由在水溶液内与等当量的贵金属前体混合的四价锡前体(尤其SnCl4)为起始制备基于锡的氧化物和基于贵金属的现有技术的涂层。US3710724公开了例如制备由SnCl4和H2IrCl6的混合物获得的用于氧气逸出的阳极涂层,和由SnCl4和RuOHCl3的混合物获得的用于氯气逸出的阳极涂层。这些混合物的特征在于高的还原电势(约0.8V NHE),在所述高的电势下,锡可仅仅稳定地以三价形式存在。

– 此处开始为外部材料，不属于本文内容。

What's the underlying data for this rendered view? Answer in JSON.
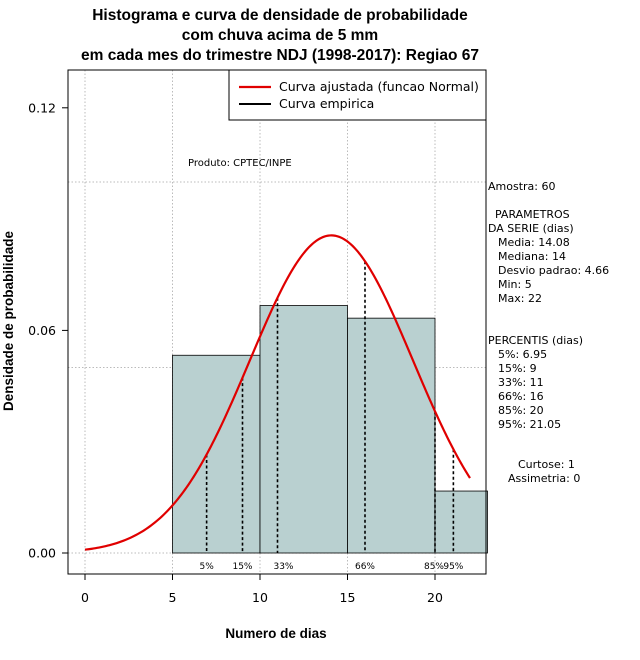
{
  "title": {
    "line1": "Histograma e curva de densidade de probabilidade",
    "line2": "com chuva acima de 5 mm",
    "line3": "em cada mes do trimestre NDJ (1998-2017): Regiao 67"
  },
  "legend": {
    "fitted": "Curva ajustada (funcao Normal)",
    "empirical": "Curva empirica"
  },
  "produto": "Produto: CPTEC/INPE",
  "side": {
    "amostra": "Amostra: 60",
    "param_title1": "PARAMETROS",
    "param_title2": "DA SERIE (dias)",
    "media": "Media: 14.08",
    "mediana": "Mediana: 14",
    "desvio": "Desvio padrao: 4.66",
    "min": "Min: 5",
    "max": "Max: 22",
    "perc_title": "PERCENTIS (dias)",
    "p5": "5%: 6.95",
    "p15": "15%: 9",
    "p33": "33%: 11",
    "p66": "66%: 16",
    "p85": "85%: 20",
    "p95": "95%: 21.05",
    "curtose": "Curtose: 1",
    "assimetria": "Assimetria: 0"
  },
  "colors": {
    "bar_fill": "#b9d0d0",
    "fitted_curve": "#e00000",
    "grid": "#bbbbbb"
  },
  "chart_data": {
    "type": "bar",
    "title": "Histograma e curva de densidade de probabilidade com chuva acima de 5 mm em cada mes do trimestre NDJ (1998-2017): Regiao 67",
    "xlabel": "Numero de dias",
    "ylabel": "Densidade de probabilidade",
    "xlim": [
      -0.8,
      23
    ],
    "ylim": [
      0,
      0.13
    ],
    "xticks": [
      0,
      5,
      10,
      15,
      20
    ],
    "yticks": [
      0.0,
      0.06,
      0.12
    ],
    "ytick_labels": [
      "0.00",
      "0.06",
      "0.12"
    ],
    "grid": true,
    "bins": [
      {
        "x0": 5,
        "x1": 10,
        "density": 0.0533
      },
      {
        "x0": 10,
        "x1": 15,
        "density": 0.0667
      },
      {
        "x0": 15,
        "x1": 20,
        "density": 0.0633
      },
      {
        "x0": 20,
        "x1": 23,
        "density": 0.0167
      }
    ],
    "normal_fit": {
      "mean": 14.08,
      "sd": 4.66,
      "x_from": 0,
      "x_to": 22
    },
    "percentiles": [
      {
        "label": "5%",
        "value": 6.95
      },
      {
        "label": "15%",
        "value": 9
      },
      {
        "label": "33%",
        "value": 11
      },
      {
        "label": "66%",
        "value": 16
      },
      {
        "label": "85%",
        "value": 20
      },
      {
        "label": "95%",
        "value": 21.05
      }
    ]
  }
}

如此获得的前体溶液尽管其具有宽的扩散,但在其工业应用上存在明显的问题,以致于限制了这类电极的使用。负面影响该制备方法的性能和可再现性的主要不便之处是四氯化锡高的挥发性,这引起在各种干燥步骤过程中,或者一般地在生产电极所要求的各种热处理过程中,它的无法控制的损失。前体的挥发性尤其妨碍获得化学计量组合物的氧化物涂层,因此妨碍获得明确的晶体结构的致密陶瓷层。根据与以前相同的工序制备的具有含二氧化锡的涂层的阳极的工业寿命因此可能彼此相差甚至两个数量级。通常由SnCl4前体为起始沉积SnO2的产率不超过15-20%,正如在J.Appl.Electrochem.,21(1991),136中所述。在同一篇文章中,说明了使用醇或2,4-戊二酮(乙酰丙酮)基溶液,产率可增加达到30%;然而,显而易见的是,从经济的角度考虑,特别就额外的处理成本来说,在工业方法中使用这类溶剂,这一数量级的改进证明是不合算的。现有技术中已知的不同措施(J.Electrochem.Soc.,143(1996),203)藉助在喷雾相内溶液热解的技术使得可降低四氯化物的挥发性。前体溶液的气溶胶因此在钛基底的预热表面上在400℃下分解;由此获得更光滑、更致密和粘附性更大的涂层,不过尚未用对应于起始化学计量的混合氧化物的组成来表征。在J.Appl.Electrochem.,21(1991),136中公开了施加Ru∶Sn摩尔比为1∶2的RuOHCl3+SnCl4如何导致在涂层内的RuO2含量必然高于80%,这是因为在沉积过程中一部分锡前体始终如一地挥发;在该制备方法中,这如何引起完全不足的再现性和可靠性对于本领域的专家来说是显而易见的。为了增加锡的沉积产率,还建议使用在无水有机溶剂内的前体,例如四丁基锡或(C16H30O4)2SnO(参见,J.Electrochem.Soc.,143(1996),203)以及使用(C5H11O)2SnCl2,正如在苏联专利SU314344中所公开的。后一文献公开了在正戊醇的水溶液存在下,通过采用分馏塔,使SnCl4沸腾制备二戊基锡前体(C5H11O)2SnCl2。然而,使用锡的有机盐还存在一些小的缺点,最明显在于使用溶剂,尤其在无水有机溶剂的情况下的处理和处置成本方面存在劣势。此外,锡的有机盐对湿气非常敏感,且容易导致几乎无粘合性和紧凑的氧化物层。最后,所述有机前体可在热解步骤过程中引起共存的贵金属氧化物的部分还原,并导致化学稳定性和催化活性方面的负面结果。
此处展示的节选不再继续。